乐湛心里斗争好一会,遂放弃,绕过二人走出去,“算了。”
就算不是近亲,他和一个男人保持不清不楚的床榻关系,似乎也不是什么上得了台面的事。
走出帐子,又叫强光刺得好一会睁不开眼,好在这玉琉挡在眼前,能稍微遮一下光。
更强烈的明暗光影投射在脸上,顶着烈日高照,乐湛瞧见了对面草场边上与值守羽林卫交代协防事宜的人。
乐湛眯了眯眼,仍是看不太清,两手拨开挡眼的玉琉,“又是他。”
方才被李修宜强行打断的坏心思再次浮上来。
“去给我拿一支箭。”乐湛握在弓上的手指松开,又一个接一个收紧。
宫人对视一眼,扑通跪下,“这不能啊娘娘!陛下叫臣等盯着不让您闯祸。”
乐湛气道:“又没叫你们拿弓!只是拿一支箭而已,我手里这把弓早老化了,弦一碰就断,能闯什么祸我问你们!”
“没陛下的应允,臣等不敢擅作主张。”
“就算出了什么事,皇帝一眼就知道是我逼迫的你们,处置也是处置的我,操那么多闲心做什么,叫你们去就去,待会人走了我拿什么寻乐子?”
宫人再不敢违背,快步去取来一只白羽箭,乐湛拿来一看,是支钝头箭,专门供人射些兔子幼兽玩。
乐湛没多挑剔,搭箭挽弓。
萧蒙历经大小战役,在兵荒马乱中对危险的嗅觉异常灵敏,几乎是箭矢对准他的下一秒,他就已经偏头看见了危险的来源。
原本还在与他交流协防的羽林郎也跟着看过去,“那是?”
萧蒙:“陛下的妃嫔。”
羽林郎对那宠冠六宫的永乐宫娘娘早有耳闻,看了一眼淡然的萧蒙,又看向搭箭的那人,“……这是在瞄我们吗?”
萧蒙:“……”
这不是很显而易见的事吗?
即便面前只是个柔弱女子,羽林郎仍是对被箭矢对准有种下意识避让的本能,他往旁边一缩,箭矢没动,原来瞄的是萧蒙吗?
他好心提醒:“都督不躲着点吗?”
“躲也无用。”
他说的不是箭矢,而是搭箭的人。
分明是素无交集的人,第一面就在皇帝的眼皮子底下恨不得将他盯穿个洞,若说男女之情,萧蒙倒没觉得,反倒有仇的可能性更大一点。
放置得久了,弓弦已然失去原有的弹力,为了不破坏母妃的遗物,乐湛只敢轻轻地拉,很明显这样也射不到多远。

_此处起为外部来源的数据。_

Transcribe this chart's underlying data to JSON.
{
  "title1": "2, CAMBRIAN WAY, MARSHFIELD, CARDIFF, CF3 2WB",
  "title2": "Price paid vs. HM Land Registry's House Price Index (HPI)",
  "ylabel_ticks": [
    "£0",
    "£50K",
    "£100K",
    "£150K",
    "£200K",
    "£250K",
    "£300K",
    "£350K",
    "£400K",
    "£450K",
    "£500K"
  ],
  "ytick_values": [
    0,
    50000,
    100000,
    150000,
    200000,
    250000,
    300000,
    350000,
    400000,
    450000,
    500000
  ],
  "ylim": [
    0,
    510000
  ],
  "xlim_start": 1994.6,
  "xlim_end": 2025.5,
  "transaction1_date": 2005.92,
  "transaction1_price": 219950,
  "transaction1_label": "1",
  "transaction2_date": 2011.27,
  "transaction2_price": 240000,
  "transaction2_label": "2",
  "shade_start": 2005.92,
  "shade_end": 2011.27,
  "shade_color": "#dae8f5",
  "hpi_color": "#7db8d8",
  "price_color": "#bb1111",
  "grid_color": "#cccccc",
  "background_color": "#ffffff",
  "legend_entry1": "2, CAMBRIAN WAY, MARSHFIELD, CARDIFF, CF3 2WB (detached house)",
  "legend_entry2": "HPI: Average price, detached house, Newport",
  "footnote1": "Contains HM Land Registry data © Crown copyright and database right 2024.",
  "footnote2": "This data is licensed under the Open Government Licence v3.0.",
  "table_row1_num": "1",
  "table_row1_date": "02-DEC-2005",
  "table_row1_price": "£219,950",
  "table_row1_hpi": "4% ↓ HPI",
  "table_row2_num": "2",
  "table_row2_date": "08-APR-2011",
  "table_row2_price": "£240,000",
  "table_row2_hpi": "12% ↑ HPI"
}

看到萧蒙躲也不躲,他向前迈了两步,目光一直停在萧蒙脸上,一个瞥眼,就见着萧蒙身后不远处出现另一张熟悉的脸。
随着目光移动,箭矢对准了皇帝的面门。
“果然是一个人玩得没有趣味,非要找都督相陪吗?”皇帝的声音听不太出喜怒,但由于面上含着没有温度的笑意,不熟悉圣心的很容易将这番态度误会成了宠溺。
乐湛松了手,弓身发出了点腐朽老化的声音,弦没绷紧,箭矢没有受力,一个向下的弧线垂落在地。
这明摆着告诉众人,箭矢有问题,他没打算伤人。
李修宜温和笑,“过来。”
乐湛扶着面上的玉琉小步跑过去,李修宜的手臂微微张开了点,乐湛便很顺从地扑进去,顺带背对着萧蒙等人,遮掩着点面容。
李修宜将手藏在袖袍里,半按半掐地落在乐湛的背上,要不是当着人前,恨不得将他的肋骨都按断两根。
他面不改色与萧蒙寒暄,“大都督没伤到哪里吧。”
萧蒙行过一礼,“臣无碍,。”
“爱妃年幼贪玩,喜欢开些孩子气的玩笑,私底下也爱这么跟宫人们玩耍,都督不要误会了。”
“是。”
他倒是没误会,就怕皇帝要误会了,这番话总觉着不是说给他听到,而是皇帝拿来说服自己的。
“跟都督赔罪了没有?”
乐湛埋在李修宜怀里,从他肩上探出一双眼睛,左右转了转,他又不能说话,怎么赔罪?
“快点,朕不能这般惯着你了。”
乐湛摇摇头,头顶的珠钗跟着花枝乱颤,硬是不肯动。
心里骂道这混蛋就不怕身份曝光吗?
李修宜越是催促,乐湛就越是抱得更紧,双手环住他的腰,将脸整个埋进他怀里,当真是做尽了娇怯的模样。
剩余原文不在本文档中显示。